As part of satisfying PNC’s workplace innovation aims, the project team created a variety of workspaces within the building, so employees need not stay in their individual cubicles. Each of these spaces has its own climate-control strategy. For example, every two office floors share a living room–like, double-story space intended for informal meetings or collaborative tasks. These west-facing “neighborhoods” include different kinds of upholstered seating around small tables and are enclosed behind a shallow dual-glass skin with a cavity that is only 8 inches wide. This skinnier facade does not have poppers or floppers, but it incorporates automated shades and is continuously ventilated from the exterior to prevent heat gain from the late-day sun.
Near the top of the building, above the stacked neighborhoods, a sky garden offers yet another alternative for employees. In this five-story-tall atrium, which sits behind a cable-net wall of laminated low-iron glass, occupants can work against the backdrop of the city’s skyline, its rivers, and famous bridges. Although facility managers have the ability to control conditions for special events like parties or receptions, in general the temperature here is allowed to fluctuate, tempered only by its radiant floor. The space, which includes native plantings that change with the seasons, is intended to provide a setting that is similar to the outdoors, but sheltered from the wind and rain.
PNC also considered community-building efforts as integral to the project’s mission. These run the gamut from job-creation initiatives, such as persuading the curtain wall contractor to set up a local assembly factory, to the skin’s aesthetic expression, which, because of its highly transparent double-skin system, allows a strong visual connection between inside and out. “PNC didn’t want a fortress,” says Gensler.
One of the more notable demonstrations of the company’s commitment to the city is the skyscraper’s water-recycling system. It will reclaim and treat stormwater, as well as gray- and blackwater, using it for toilet flushing, irrigation, and as makeup water in the cooling tower. Combined with low-flow fixtures, this strategy will reduce potable water consumption by an estimated 77 percent. But more important for the city and its infrastructure, that means diverting the majority of the building’s wastewater from Pittsburgh’s overburdened combined sewer system.
Even though the building is complete, and over half of its eventual 2,000 occupants have moved in, it will take time to understand how well it is actually functioning. Paladino will be working with the commissioning agent and owner to conduct measurement and calibration over the tower’s first four seasons and track performance. But it will probably be more difficult, yet no less important, to understand how well employees take to their new home. Will they have serendipitous meetings with their colleagues in the double-story neighborhoods? Will they eat lunch in the sky garden?

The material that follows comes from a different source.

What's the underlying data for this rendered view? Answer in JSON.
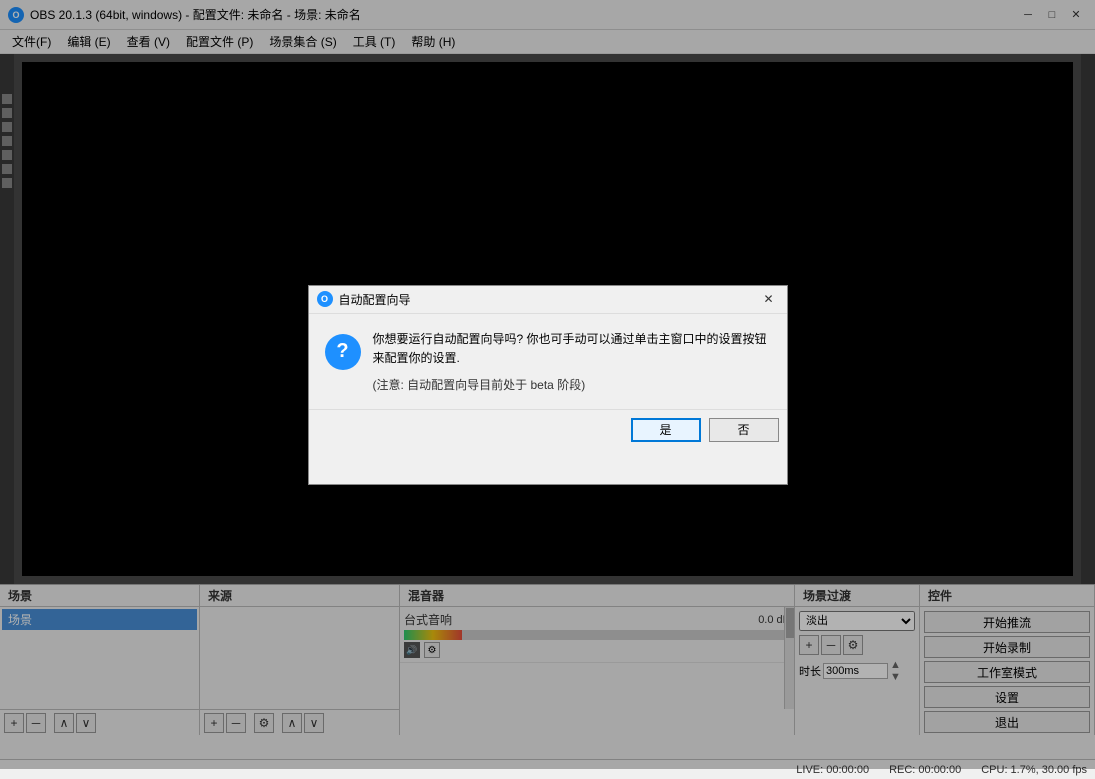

Will they take advantage of the porch within the double skin? “The tower will be successful,” says Gensler, “when users embrace their role.”
Continuing Education
To earn one AIA learning unit (LU), including one hour of health, safety, and welfare (HSW) credit, read “Poppers and Floppers and Porches, Oh, My!,” review the supplemental material at architecturalrecord.com, and complete the online test. Upon passing the test, you will receive a certificate of completion, and your credit will be automatically reported to the AIA. Additional information regarding credit-reporting and continuing-education requirements can be found online at continuingeducation.bnpmedia.com.
Supplemental Material Natural Ventilation in High-Rise Office Buildings (preface and historical overview) Council on Tall Buildings and Urban Habitat Engineering the Tower at PNC Plaza By BuroHappold
Learning Objectives
1 Explain the integration of natural and mechanical ventilation at the Tower at PNC Plaza.
2 Explain how the tower’s climate-control system operates in different seasons and different conditions.
3 Describe the design and simulation process that helped refine this climate-control scheme.
4 Outline the history of natural ventilation in office towers.
AIA/CES Course #K1512A
For CEU credit, read “Poppers and Floppers and Porches, Oh, My!” and take the quiz at continuingeducation.bnpmedia.com, or use our Architectural Record Continuing Education app, available in the iTunes store.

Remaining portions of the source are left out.